The outlook for further growth is compelling thanks to India’s rising proportion of young workers. As this occurs, Indian spending habits are likely to change. At present, spending in shopping malls is a tiny percentage of total spending because most money is spent with small traders in public markets.
While consumerism is still to fully grip China and India, it is embedded is some emerging markets such as Brazil. The South American country, for example, is now one of the world’s biggest markets for beauty products.
As incomes grow in emerging markets, the proportion that is spent on necessities shrinks. As the disposable income of emerging consumers grows, so too does the allure of the coolest fashions and the latest gadgets. Consumption patterns in emerging markets are already changing as this trend develops.
While western consumers grow resistant to advertising, forcing companies to be more innovative, multinationals are using time-tested aspirational advertising to build brands in emerging markets.
Guinness, for example, is what the upwardly-mobile Nigerian man ought to be drinking, according to an advertising campaign in the African country. And drinking it he is. Nigeria has become a large market for Guinness.
Another area reliant on advertising that is growing strongly in emerging economies is western-style fast food. Yum! Brands, whose portfolio includes Pizza Hut and KFC, has around 4,600 KFC outlets in nearly 1,000 cities and about 1,200 Pizza Huts in China. In India, the company has opened more than 600 restaurants including 345 KFCs. Incredibly, the company sees the potential to have 2,000 restaurants in India by 2020.

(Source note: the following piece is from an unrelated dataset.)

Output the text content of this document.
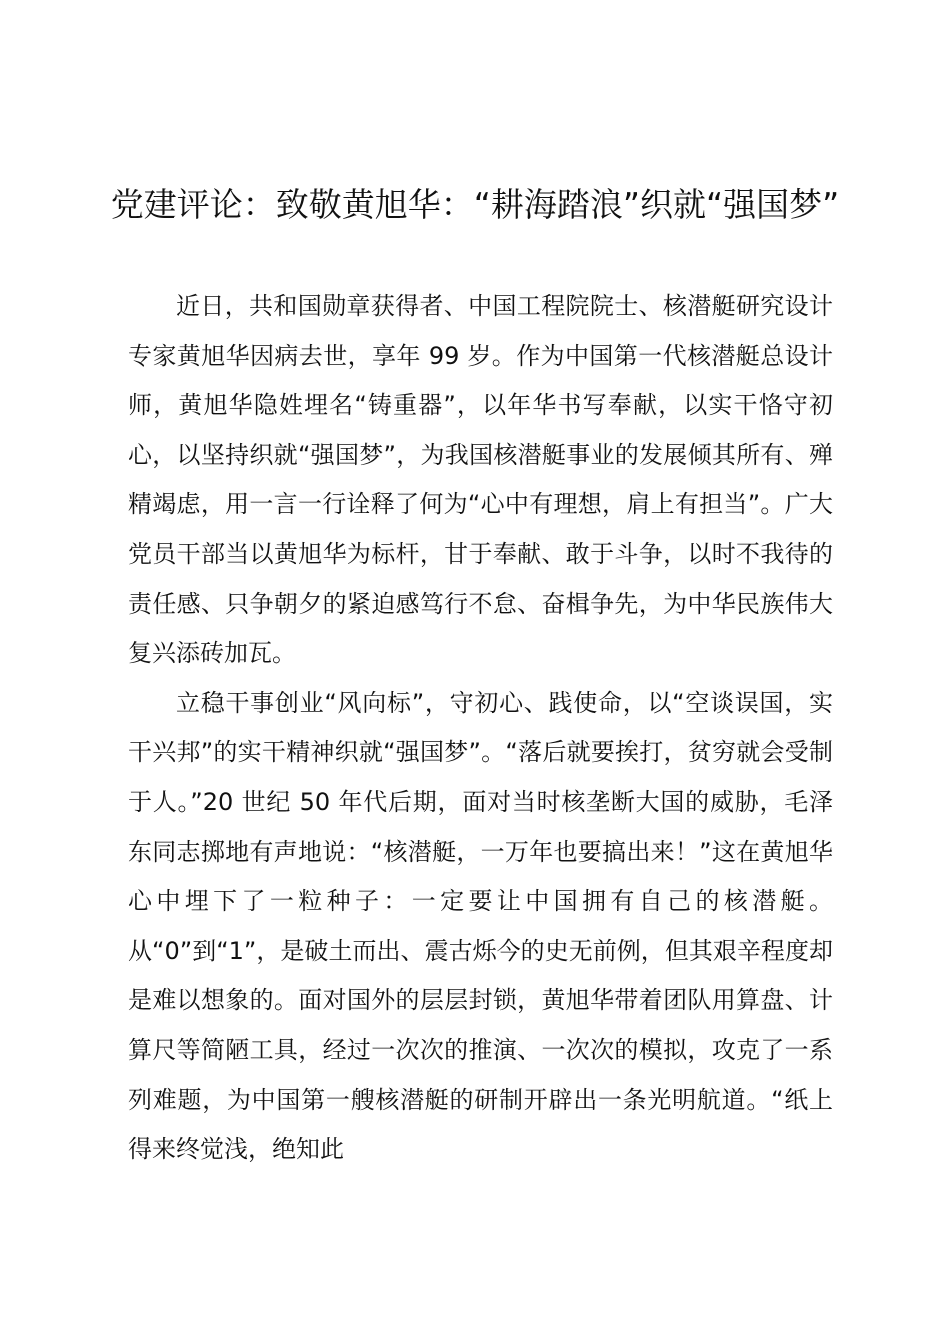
党建评论：致敬黄旭华：“耕海踏浪”织就“强国梦”

近日，共和国勋章获得者、中国工程院院士、核潜艇研究设计专家黄旭华因病去世，享年 99 岁。作为中国第一代核潜艇总设计师，黄旭华隐姓埋名“铸重器”，以年华书写奉献，以实干恪守初心，以坚持织就“强国梦”，为我国核潜艇事业的发展倾其所有、殚精竭虑，用一言一行诠释了何为“心中有理想，肩上有担当”。广大党员干部当以黄旭华为标杆，甘于奉献、敢于斗争，以时不我待的责任感、只争朝夕的紧迫感笃行不怠、奋楫争先，为中华民族伟大复兴添砖加瓦。

立稳干事创业“风向标”，守初心、践使命，以“空谈误国，实干兴邦”的实干精神织就“强国梦”。“落后就要挨打，贫穷就会受制于人。”20 世纪 50 年代后期，面对当时核垄断大国的威胁，毛泽东同志掷地有声地说：“核潜艇，一万年也要搞出来！”这在黄旭华心中埋下了一粒种子：一定要让中国拥有自己的核潜艇。从“0”到“1”，是破土而出、震古烁今的史无前例，但其艰辛程度却是难以想象的。面对国外的层层封锁，黄旭华带着团队用算盘、计算尺等简陋工具，经过一次次的推演、一次次的模拟，攻克了一系列难题，为中国第一艘核潜艇的研制开辟出一条光明航道。“纸上得来终觉浅，绝知此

Tourism and leisure are classic areas of discretionary spending that are set to surge thanks to the growth in the middle class. Companies such as Nasdaq-listed Ctrip.com, which is China’s dominant online and telephone travel agency with 140 million registered members, stand to benefit.
And then there’s the potential for the luxury goods market. The elite in emerging markets are happy to indulge in ostentatious purchases to underline their status and reward themselves for their endeavours. This invariably means luxury western brands are in great demand from a relatively small, but high-spending, portion of the population.
The western luxury goods companies have noticed. They have expanded their presence in key financial centres where wealth has accumulated, such as Shanghai.
These companies benefit from the fact they have no local competition. In the low- and mid-market areas, there are abundant local competitors who can compete on price. The top end, however, enjoys the exclusivity and allure that comes with high prices. Companies such as Burberry, LVMH and Richemont are poised to benefit as the top strata of the emerging middle class expand.
While industrial investment themes may reward investors only over specific parts of the investment cycle, the steady growth in consumption represents a compelling and enduring theme over the 21st century that deserves long-term inclusion in any equity investor’s portfolio. After all, every few years there’s another Japan worth of new middle-class consumer to target around the world.
References to specific securities should not be taken as recommendations.